2 Rinderfiletsteaks (ca. 4 cm dick)
Olivenöl
1 TL Koriandersamen
1/2 TL Cumin
1/2 TL schwarze Pfefferkörner
1 getrocknete Chilischote
 Meersalz
50 gr. Biltong

2 Süßkartoffeln - ca. 600 gr.
Meersalz
75 gr. Butter
2 Stiele Koriander

1 kleine Rote Bete
Kohlrabiblätter
Rapsöl
Meersalz

Den Backofen auf 60 Grad vorheizen. Die Steaks parieren und mit wenig Olivenöl rundum einstreichen und in einzeln in Frischhaltefolie wickeln. Auf einem Teller liegend für 60 bis 90 Minuten in den Ofen geben. Die Zeit ist abhängig davon, welchen Gargrad man haben möchte. Wir bevorzugen saignent, dafür reichen 60 Minuten.

In der Zwischenzeit die Süßkartoffeln schälen und in kleine Würfel schneiden. Zusammen mit der Butter bei kleiner Hitze und geschlossenem Topfdeckel weich garen. Zwischendurch leicht salzen. Wenn die Süßkartoffeln weich sind, mit einem Kartoffelstampfer zu Mus verarbeiten.

Die Rote Bete mit einem Sparschäler in feine Streifen schälen, dabei unbedingt Handschuhe tragen - sie färbt sehr stark ab.

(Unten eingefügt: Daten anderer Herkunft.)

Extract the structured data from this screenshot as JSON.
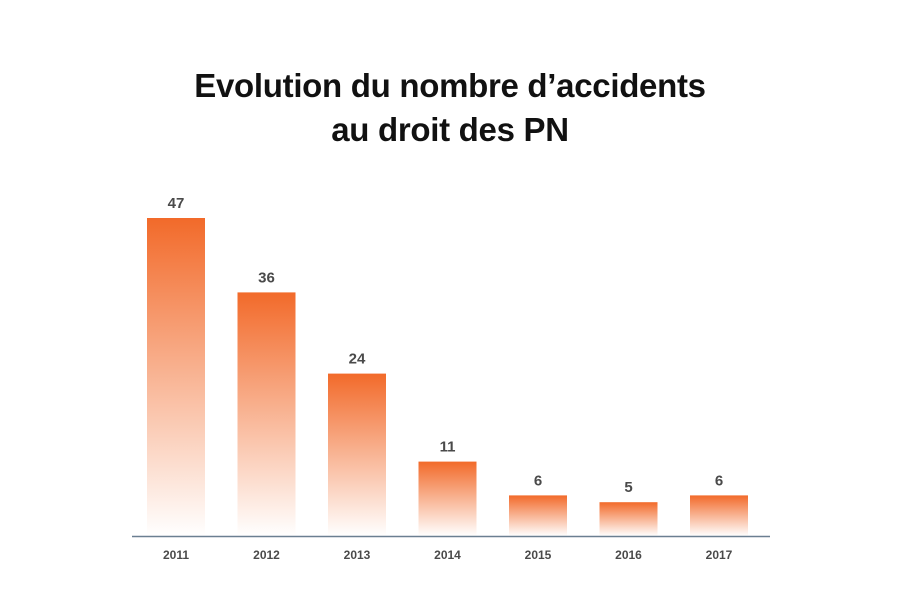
{
  "chart_data": {
    "type": "bar",
    "title_lines": [
      "Evolution du nombre d’accidents",
      "au droit des PN"
    ],
    "categories": [
      "2011",
      "2012",
      "2013",
      "2014",
      "2015",
      "2016",
      "2017"
    ],
    "values": [
      47,
      36,
      24,
      11,
      6,
      5,
      6
    ],
    "xlabel": "",
    "ylabel": "",
    "ylim": [
      0,
      47
    ],
    "grid": false,
    "legend": "none",
    "data_labels": true,
    "colors": {
      "bar_top": "#f26a2a",
      "bar_bottom": "#ffffff",
      "axis": "#6b7f91",
      "labels": "#4a4a4a"
    }
  }
}
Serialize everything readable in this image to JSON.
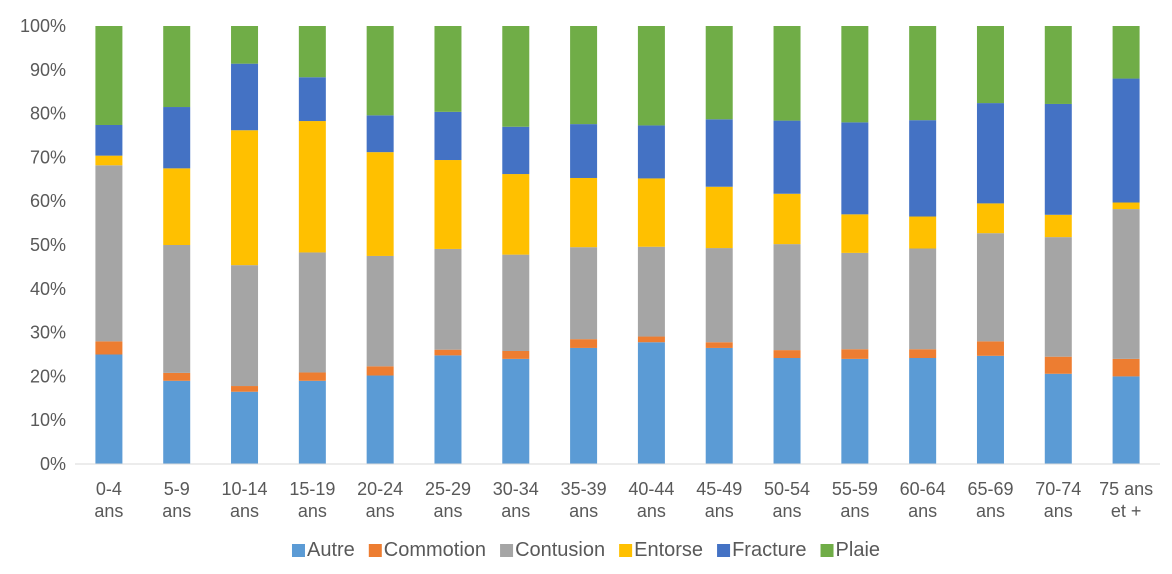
{
  "chart_data": {
    "type": "bar",
    "stacked": true,
    "percent": true,
    "title": "",
    "xlabel": "",
    "ylabel": "",
    "ylim": [
      0,
      100
    ],
    "y_ticks": [
      "0%",
      "10%",
      "20%",
      "30%",
      "40%",
      "50%",
      "60%",
      "70%",
      "80%",
      "90%",
      "100%"
    ],
    "grid": false,
    "legend_position": "bottom",
    "categories": [
      [
        "0-4",
        "ans"
      ],
      [
        "5-9",
        "ans"
      ],
      [
        "10-14",
        "ans"
      ],
      [
        "15-19",
        "ans"
      ],
      [
        "20-24",
        "ans"
      ],
      [
        "25-29",
        "ans"
      ],
      [
        "30-34",
        "ans"
      ],
      [
        "35-39",
        "ans"
      ],
      [
        "40-44",
        "ans"
      ],
      [
        "45-49",
        "ans"
      ],
      [
        "50-54",
        "ans"
      ],
      [
        "55-59",
        "ans"
      ],
      [
        "60-64",
        "ans"
      ],
      [
        "65-69",
        "ans"
      ],
      [
        "70-74",
        "ans"
      ],
      [
        "75 ans",
        "et +"
      ]
    ],
    "series": [
      {
        "name": "Autre",
        "color": "#5B9BD5",
        "values": [
          25,
          19,
          16.5,
          19,
          20.2,
          24.8,
          24,
          26.5,
          27.8,
          26.5,
          24.2,
          24,
          24.2,
          24.7,
          20.6,
          20
        ]
      },
      {
        "name": "Commotion",
        "color": "#ED7D31",
        "values": [
          3,
          1.8,
          1.3,
          1.9,
          2.1,
          1.3,
          1.8,
          2,
          1.3,
          1.3,
          1.8,
          2.2,
          2,
          3.3,
          3.9,
          4
        ]
      },
      {
        "name": "Contusion",
        "color": "#A5A5A5",
        "values": [
          40.2,
          29.2,
          27.6,
          27.4,
          25.2,
          23,
          22,
          21,
          20.5,
          21.5,
          24.2,
          22,
          23,
          24.7,
          27.3,
          34.2
        ]
      },
      {
        "name": "Entorse",
        "color": "#FFC000",
        "values": [
          2.2,
          17.5,
          30.8,
          30,
          23.7,
          20.3,
          18.4,
          15.8,
          15.6,
          14,
          11.5,
          8.8,
          7.3,
          6.8,
          5.1,
          1.5
        ]
      },
      {
        "name": "Fracture",
        "color": "#4472C4",
        "values": [
          7,
          14,
          15.2,
          10,
          8.4,
          11,
          10.8,
          12.3,
          12.1,
          15.4,
          16.7,
          21,
          22,
          22.9,
          25.3,
          28.3
        ]
      },
      {
        "name": "Plaie",
        "color": "#70AD47",
        "values": [
          22.6,
          18.5,
          8.6,
          11.7,
          20.4,
          19.6,
          23,
          22.4,
          22.7,
          21.3,
          21.6,
          22,
          21.5,
          17.6,
          17.8,
          12
        ]
      }
    ]
  }
}
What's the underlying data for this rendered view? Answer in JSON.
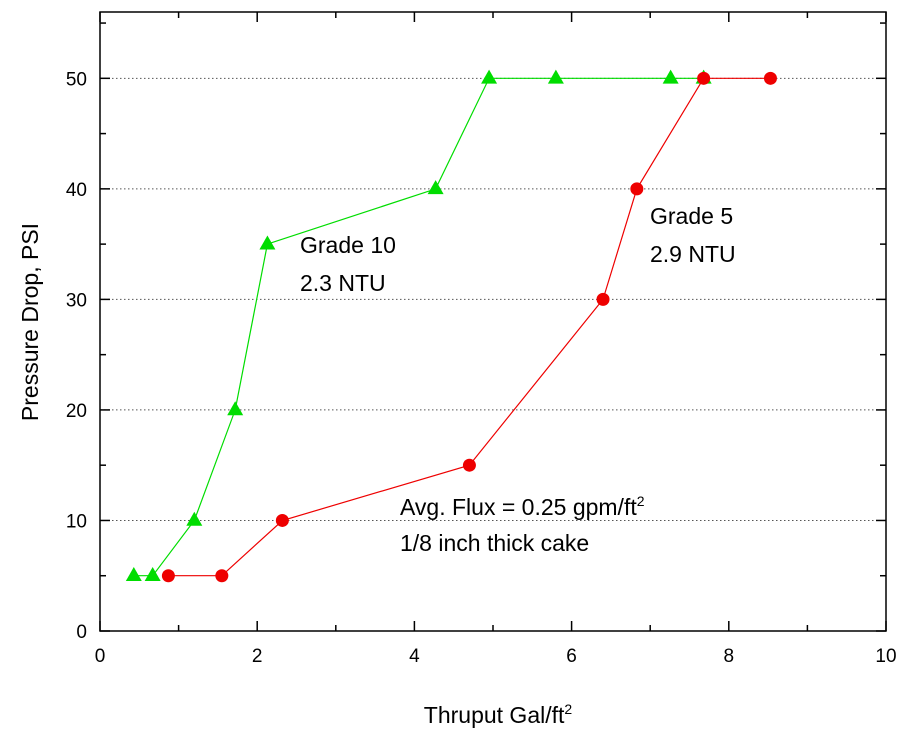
{
  "chart_data": {
    "type": "line",
    "xlabel": "Thruput Gal/ft",
    "xlabel_sup": "2",
    "ylabel": "Pressure Drop, PSI",
    "xlim": [
      0,
      10
    ],
    "ylim": [
      0,
      56
    ],
    "xticks": [
      0,
      2,
      4,
      6,
      8,
      10
    ],
    "yticks": [
      0,
      10,
      20,
      30,
      40,
      50
    ],
    "grid": "horizontal dotted",
    "series": [
      {
        "marker": "triangle",
        "color": "#00dd00",
        "x": [
          0.43,
          0.67,
          1.2,
          1.72,
          2.13,
          4.27,
          4.95,
          5.8,
          7.26,
          7.68
        ],
        "y": [
          5,
          5,
          10,
          20,
          35,
          40,
          50,
          50,
          50,
          50
        ]
      },
      {
        "marker": "circle",
        "color": "#ee0000",
        "x": [
          0.87,
          1.55,
          2.32,
          4.7,
          6.4,
          6.83,
          7.68,
          8.53
        ],
        "y": [
          5,
          5,
          10,
          15,
          30,
          40,
          50,
          50
        ]
      }
    ],
    "annotations": {
      "grade10_line1": "Grade 10",
      "grade10_line2": "2.3 NTU",
      "grade5_line1": "Grade 5",
      "grade5_line2": "2.9 NTU",
      "flux_line1": "Avg. Flux = 0.25 gpm/ft",
      "flux_line1_sup": "2",
      "flux_line2": "1/8 inch thick cake"
    }
  }
}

Rapsöl in einem kleinen Topf erhitzen und zuerst die Kohlrabiblätter darin knusprig frittieren. Das spritzt sehr stark. Die Blätter herausnehmen und auf Küchenkrepp abtropfen lassen, dabei leicht salzen. Danach die Rote-Bete-Streifen frittieren und ebenfalls auf Küchenkrepp geben und salzen.

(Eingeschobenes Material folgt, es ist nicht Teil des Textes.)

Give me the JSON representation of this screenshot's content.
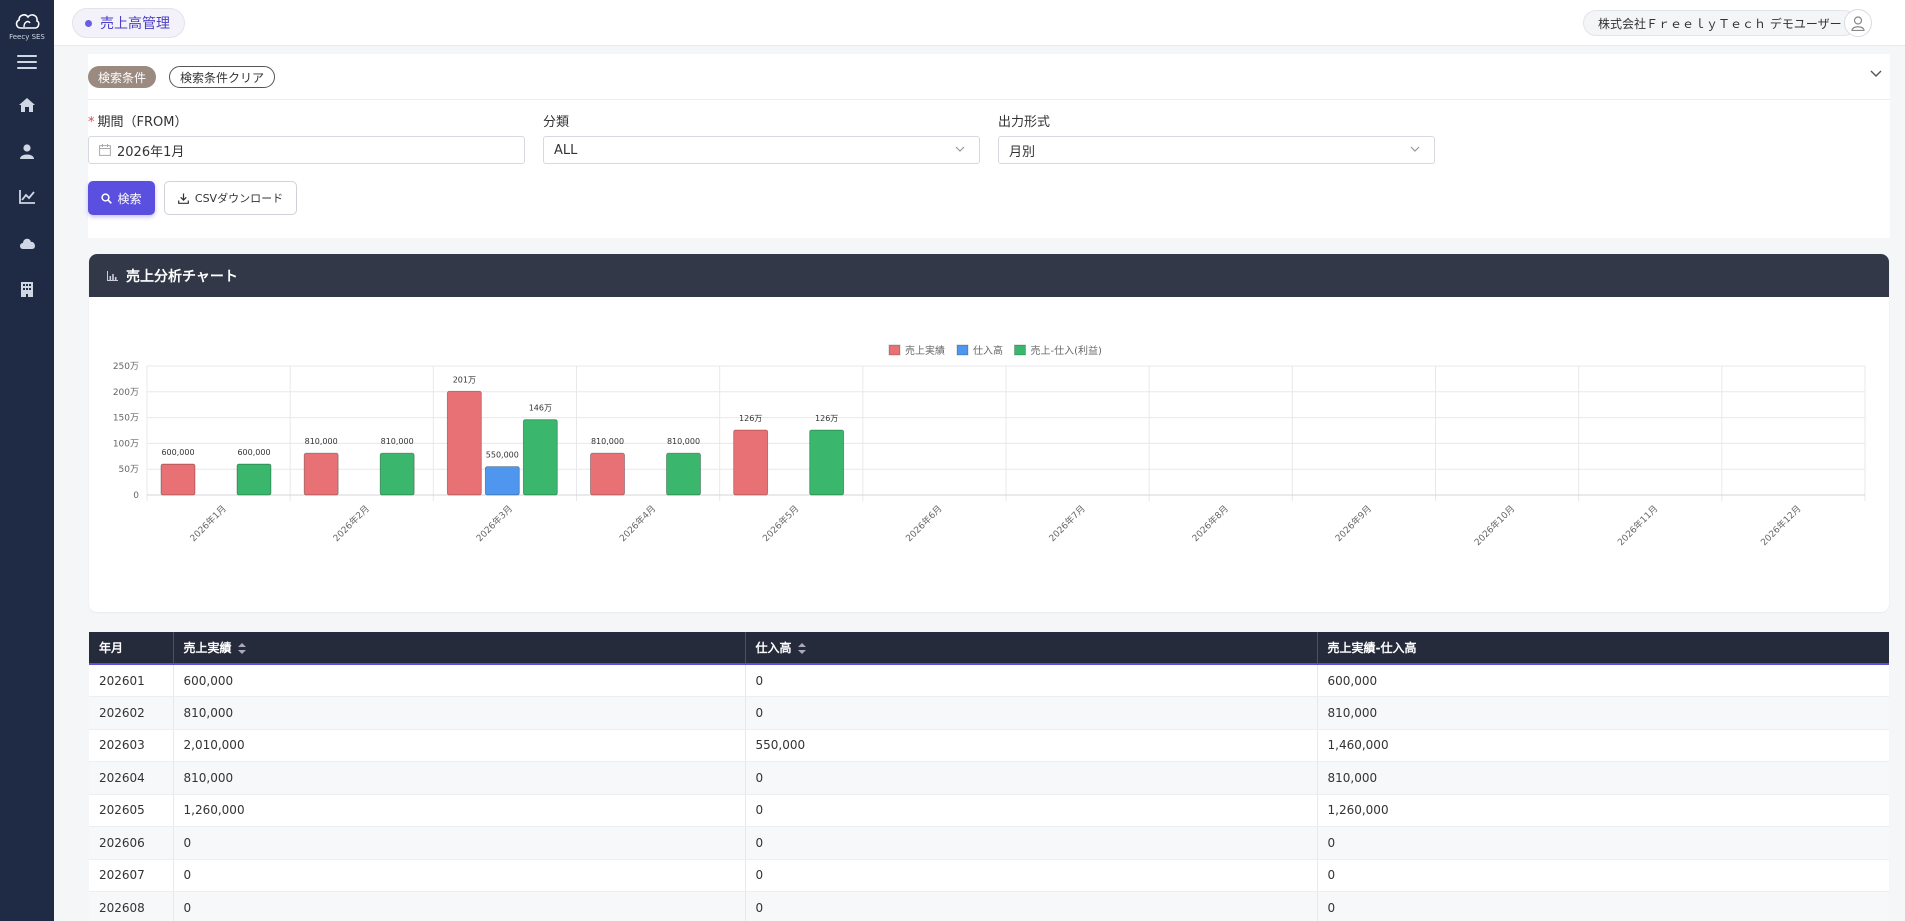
{
  "app": {
    "logo_text": "Feecy SES"
  },
  "header": {
    "title": "売上高管理",
    "company_user": "株式会社ＦｒｅｅｌｙＴｅｃｈ デモユーザー"
  },
  "search": {
    "tag_label": "検索条件",
    "clear_label": "検索条件クリア",
    "period_label": "期間（FROM）",
    "period_value": "2026年1月",
    "category_label": "分類",
    "category_value": "ALL",
    "format_label": "出力形式",
    "format_value": "月別",
    "search_button": "検索",
    "csv_button": "CSVダウンロード"
  },
  "chart_card": {
    "title": "売上分析チャート"
  },
  "chart_data": {
    "type": "bar",
    "categories": [
      "2026年1月",
      "2026年2月",
      "2026年3月",
      "2026年4月",
      "2026年5月",
      "2026年6月",
      "2026年7月",
      "2026年8月",
      "2026年9月",
      "2026年10月",
      "2026年11月",
      "2026年12月"
    ],
    "series": [
      {
        "name": "売上実績",
        "color": "#e87175",
        "values": [
          600000,
          810000,
          2010000,
          810000,
          1260000,
          0,
          0,
          0,
          0,
          0,
          0,
          0
        ],
        "labels": [
          "600,000",
          "810,000",
          "201万",
          "810,000",
          "126万",
          "",
          "",
          "",
          "",
          "",
          "",
          ""
        ]
      },
      {
        "name": "仕入高",
        "color": "#4f96ef",
        "values": [
          0,
          0,
          550000,
          0,
          0,
          0,
          0,
          0,
          0,
          0,
          0,
          0
        ],
        "labels": [
          "",
          "",
          "550,000",
          "",
          "",
          "",
          "",
          "",
          "",
          "",
          "",
          ""
        ]
      },
      {
        "name": "売上-仕入(利益)",
        "color": "#3ab66d",
        "values": [
          600000,
          810000,
          1460000,
          810000,
          1260000,
          0,
          0,
          0,
          0,
          0,
          0,
          0
        ],
        "labels": [
          "600,000",
          "810,000",
          "146万",
          "810,000",
          "126万",
          "",
          "",
          "",
          "",
          "",
          "",
          ""
        ]
      }
    ],
    "yticks": [
      "0",
      "50万",
      "100万",
      "150万",
      "200万",
      "250万"
    ],
    "ylim": [
      0,
      2500000
    ],
    "legend_position": "top-center",
    "grid": true
  },
  "table": {
    "headers": [
      "年月",
      "売上実績",
      "仕入高",
      "売上実績-仕入高"
    ],
    "rows": [
      [
        "202601",
        "600,000",
        "0",
        "600,000"
      ],
      [
        "202602",
        "810,000",
        "0",
        "810,000"
      ],
      [
        "202603",
        "2,010,000",
        "550,000",
        "1,460,000"
      ],
      [
        "202604",
        "810,000",
        "0",
        "810,000"
      ],
      [
        "202605",
        "1,260,000",
        "0",
        "1,260,000"
      ],
      [
        "202606",
        "0",
        "0",
        "0"
      ],
      [
        "202607",
        "0",
        "0",
        "0"
      ],
      [
        "202608",
        "0",
        "0",
        "0"
      ]
    ]
  }
}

Koriander, cumin, Pfeffer und die Chilischote in eine elektrische Kaffeemühle geben und fein mahlen. Den Biltong in kleine Stücke schneiden und diese dann in der Moulinette sehr fein hacken. Biltongbrösel mit Olivenöl zu einer festen Paste rühren.

Die Steaks aus der Frischhaltefolie nehmen, etwas abtupfen und mit Salz und der Gewürzmischung auf beiden Seiten bestreuen. Oben und unten die Biltongkruste fest andrücken. Die Steaks in einer trockenen, beschichteten Pfanne knusprig braten. Beim Wenden vorsichtig darauf achten, dass die Kruste intakt bleibt.

Fleisch in Streifen schneiden und mit Süßkartoffelstampf und der frittierten Garnitur anrichten.




So ein kräftiges Fleischgericht verträgt natürlich auch einen schönen Rotwein. Bei uns kam der Laurento Sangiovese Riserva von Umberto Cesari aus der Emilia Romagna ins Glas. Der trockene Rotwein mit angenehm wenig Tanninen hat uns sehr gut dazu geschmeckt.